Sylvia Robinson and Phil Taubman of the Class of 1970 recounted the tumult that rocked the nation during their time on the Farm, including the civil rights movement and the assassination of Dr. Martin Luther King Jr.

“That segued into the Vietnam War years and the Vietnam War protests where students were very, very active,” Robinson said. “We felt as though we had an imperative to make a difference, to do something.”

The Stanford Chorale closed the virtual celebration with the alma mater, Hail, Stanford, Hail. (Image credit: Andrew Brodhead)

Taubman said great upheaval at Stanford and throughout the nation in the late 1960s was not unlike the world today’s graduates are entering.

“It’s quite an extraordinary time that today’s seniors are experiencing.
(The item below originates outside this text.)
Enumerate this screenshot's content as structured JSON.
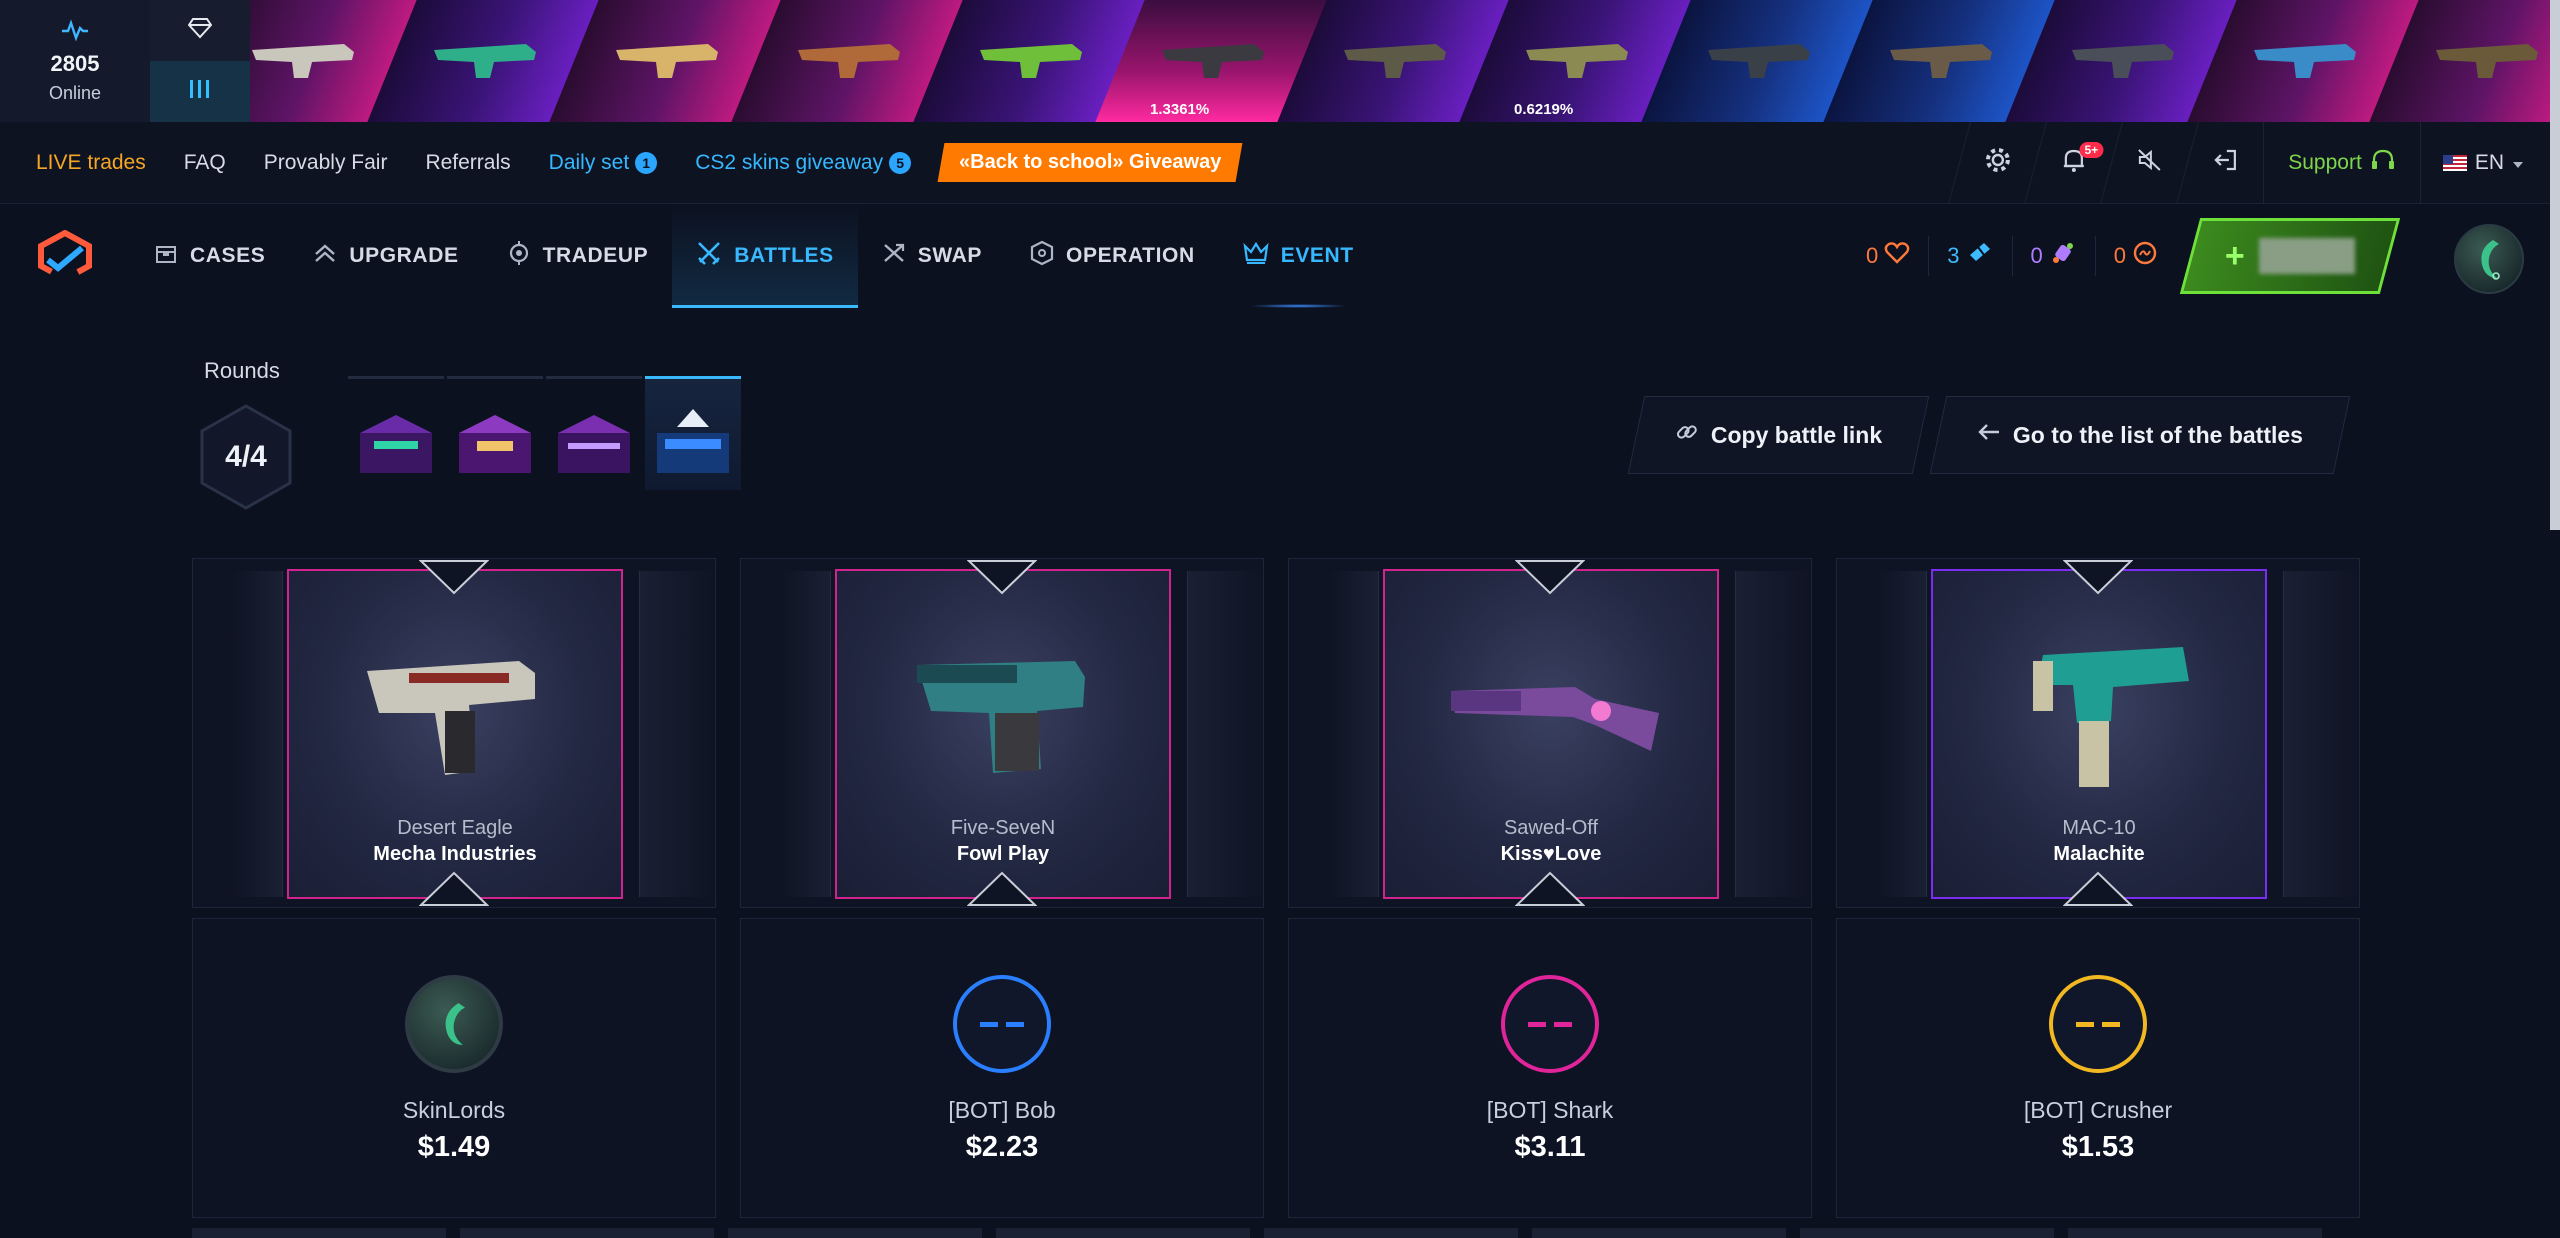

This crisis has thrown your world out of kilter just the way the war and turmoils threw my world out of kilter,” he said. “I hope you’ll be as fired up as I was and my classmates were to do what we could to try to set the world straight.”

The Stanford experience for George Jedenoff, ’40, MBA, ’42, was marked by the Japanese attack on Pearl Harbor and President Franklin D. Roosevelt’s declaration of war. Yet Jedenoff said he doesn’t remember a time when all of society was as affected by crisis as it is today, and offered advice to today’s graduates:

“Life is just a series of uncertain events. You have to learn to adjust and look at change as something positive,” he said. “You have a privilege and an obligation to utilize your talents in such a manner that will leave the world in a better situation than you found it.”